Helena Sky Bridge atau dalam bahasa Indonesia Jembatan Langit Helena adalah sebuah jembatan yang tergantung di lereng pegunungan karst Bantimurung, Kabupaten Maros, Sulawesi Selatan, Indonesia.[2] Jembatan ini dibangun dan dijadikan objek wisata pada tahun 2016. Jembatan ini memiliki panjang 50 meter (160 ft)[1] dan berada di ketinggian 100 meter (330 ft)[1] di atas permukaan laut dan melintas tepat di atas penangkaran kupu-kupu yang berukuran kurang lebih 7.000 meter persegi.[2] Objek wisata ini memberikan nuansa tantangan untuk berjalan menapaki jembatan yang panjang dan tinggi seraya menikmati indahnya pemandangan alam sekitar berupa tebing karst, penangkaran kupu-kupu, desa. Objek wisata ini sangat cocok bagi wisatawan petualangan dan pemburu spot-spot menarik. Lokasi wisata ini memiliki 247 jenis kupu-kupu, salah satunya adalah kupu-kupu yang dilindungi, yaitu spesies Kupu-Kupu Raja (Troides Helena) yang namanya diambil menjadi nama jembatan ini.[2]
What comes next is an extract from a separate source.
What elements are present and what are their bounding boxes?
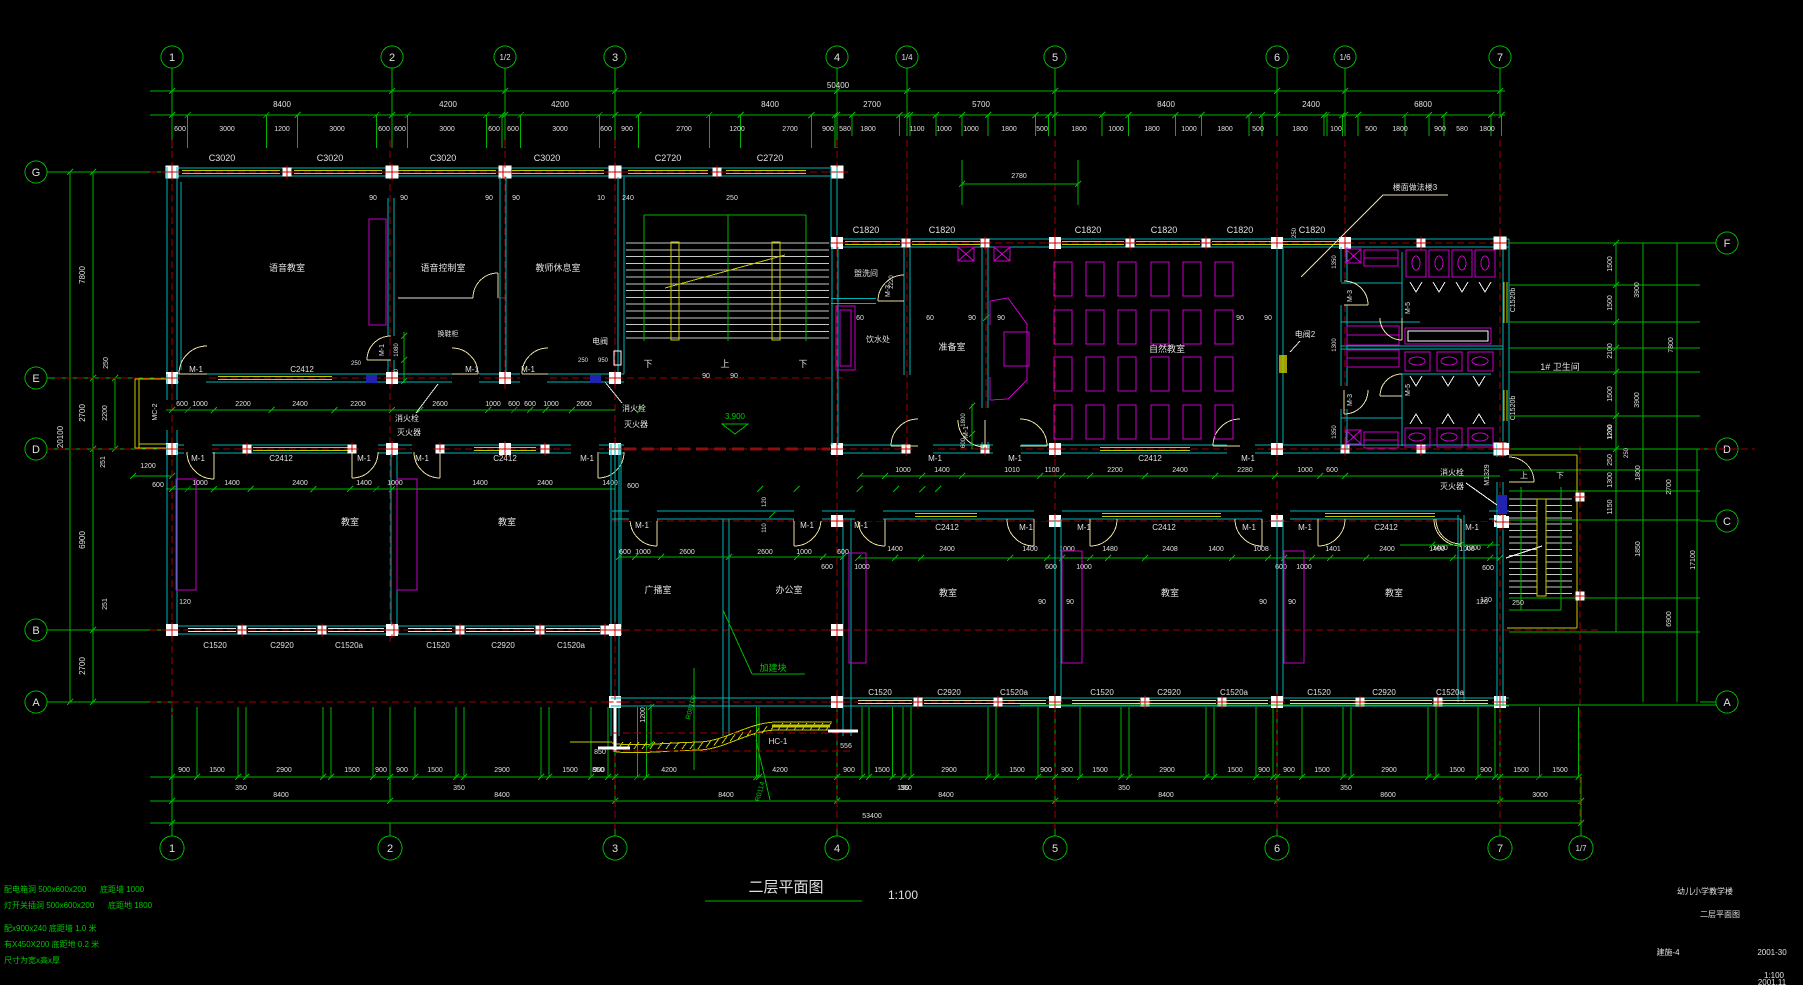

Helena Sky Bridge masuk pada kawasan Taman Wisata Alam Bantimurung. Objek wisata ini ramai dikunjungi oleh wisatawan, utamanya kaum milenial dan instagramer sejak selesai dibangunnya pada tahun 2017.[1] Daya tarik objek wisata ini adalah menghadirkan spot-spot menarik untuk latar swafoto pada sebuah jembatan.[1] Jembatan ini tepat berada di atas Taman Penangkaran Kupu-Kupu Bantimurung, di sisi belakangnya merupakan tebing karst Pegunungan Bantimurung, dan di sisi depannya merupakan pemandangan terbuka untuk melihat pemandangan luas dari kejauhan.
Untuk menaiki Helena Sky Bridge, wisatawan diharuskan tracking sejauh 200 meter dari loket pembelian karcis menuju puncak menara Helena Sky Bridge.[1] Wisatawan juga diharuskan antre karena jembatan ini dibatasi 5 orang secara bersamaan sekali naik.[1] Hal tersebut sesuai standar prosedur dan pengamanan bobot maksimal. Wisatawan akan dilengkapi dengan perlengkapan keamanan yang standar, mulai helm, dan webbing yang cukup lengkap.[1] Dari atas jembatan ini wisatawan bisa melihat indahnya kerajaan kupu-kupu Taman Nasional Bantimurung-Bulusaraung.[1] Tak jauh dari sana pun terlihat kubah raksasa penangkaran kupu-kupu yang menjadi ikon Bantimurung.[1] Keberadaan gunung karst menambah indah latar foto di atasnya.[1] Alat-alat pengaman pun seolah menjadi properti apik untuk berfoto.[1]